Congress examines student loan practices.
For-profit colleges that offer both on-campus and online secondary education have become a multi-billion dollar industry.
At a Senate hearing Tuesday critics charged that a big chunk of those billions actually came from U.S. taxpayers.
With charts showing a degree from a for-profit college costing up to four times more than a public college as they charging double-digit interest rates to students with government-backed loans, the committee's chairman compared it to the predatory lending of the housing crisis.
"These are essentially subprime loans, carrying high interest rates and even higher estimated levels of default," said Iowa Senator Tom Harkin.
Former student Eric Schmitt is one those in default.
He said he feels betrayed by recruiters at Kaplan University who urged him to take out the loans to pay their tuition.
"Now I owe $45,000 in student loans without a permanent job to pay those bills," he said.
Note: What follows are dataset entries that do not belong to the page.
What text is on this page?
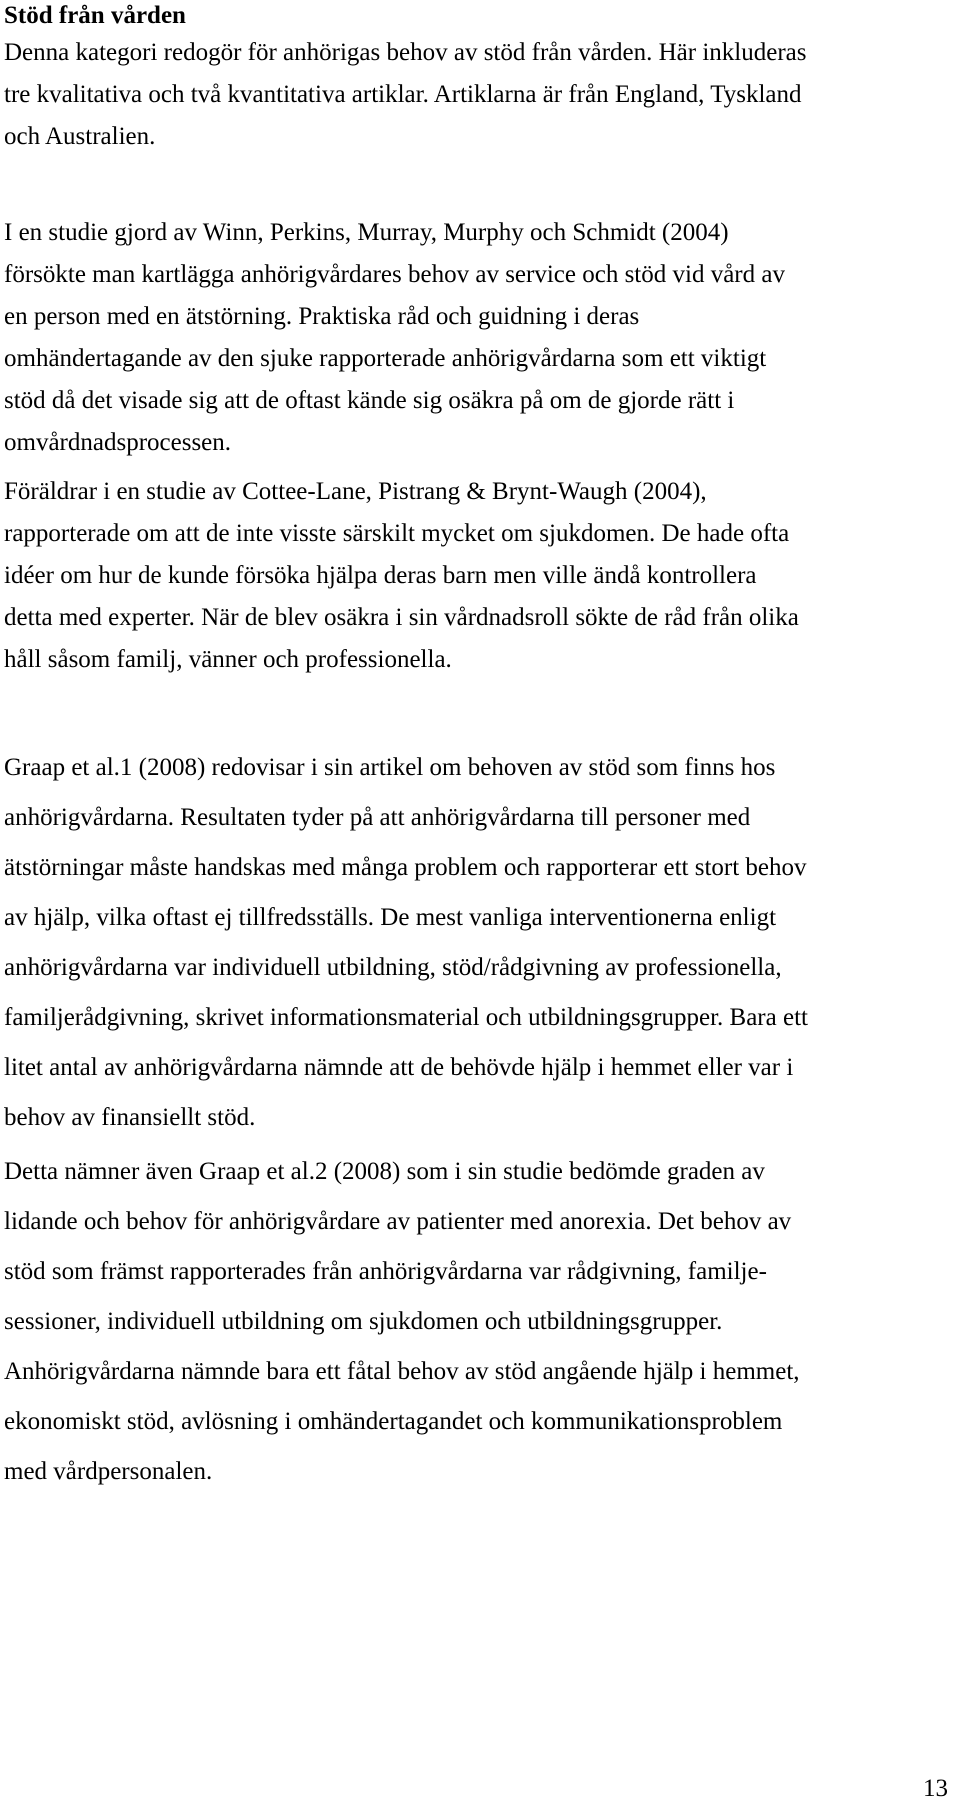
Stöd från vården

Denna kategori redogör för anhörigas behov av stöd från vården. Här inkluderas
tre kvalitativa och två kvantitativa artiklar. Artiklarna är från England, Tyskland
och Australien.

I en studie gjord av Winn, Perkins, Murray, Murphy och Schmidt (2004)
försökte man kartlägga anhörigvårdares behov av service och stöd vid vård av
en person med en ätstörning. Praktiska råd och guidning i deras
omhändertagande av den sjuke rapporterade anhörigvårdarna som ett viktigt
stöd då det visade sig att de oftast kände sig osäkra på om de gjorde rätt i
omvårdnadsprocessen.

Föräldrar i en studie av Cottee-Lane, Pistrang & Brynt-Waugh (2004),
rapporterade om att de inte visste särskilt mycket om sjukdomen. De hade ofta
idéer om hur de kunde försöka hjälpa deras barn men ville ändå kontrollera
detta med experter. När de blev osäkra i sin vårdnadsroll sökte de råd från olika
håll såsom familj, vänner och professionella.

Graap et al.1 (2008) redovisar i sin artikel om behoven av stöd som finns hos
anhörigvårdarna. Resultaten tyder på att anhörigvårdarna till personer med
ätstörningar måste handskas med många problem och rapporterar ett stort behov
av hjälp, vilka oftast ej tillfredsställs. De mest vanliga interventionerna enligt
anhörigvårdarna var individuell utbildning, stöd/rådgivning av professionella,
familjerådgivning, skrivet informationsmaterial och utbildningsgrupper. Bara ett
litet antal av anhörigvårdarna nämnde att de behövde hjälp i hemmet eller var i
behov av finansiellt stöd.

Detta nämner även Graap et al.2 (2008) som i sin studie bedömde graden av
lidande och behov för anhörigvårdare av patienter med anorexia. Det behov av
stöd som främst rapporterades från anhörigvårdarna var rådgivning, familje-
sessioner, individuell utbildning om sjukdomen och utbildningsgrupper.
Anhörigvårdarna nämnde bara ett fåtal behov av stöd angående hjälp i hemmet,
ekonomiskt stöd, avlösning i omhändertagandet och kommunikationsproblem
med vårdpersonalen.

13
"This sector has the highest share of students with debt, the highest debt loads for degrees and the highest student loan default rates," pointed out Pauline Abernathy, vice president of the Institute for College Access.
A default rate that approaches 80-percent at some for-profit schools that are also accused of recruiting only underprivileged students who qualify for federal loans.
No one testified at the hearing in defense of the industry, but Kaplan University issued a statement saying its tuition is comparable to other higher education intuitions that are heavily subsidized by taxpayers.
The most recent U.S. Department of Education stats show 92 percent of students at for-profit institutions borrowed to finance their tuition while 59-percent did that at four-year, private non-profit schools and 46-percent borrowed for their education at four year public institutions.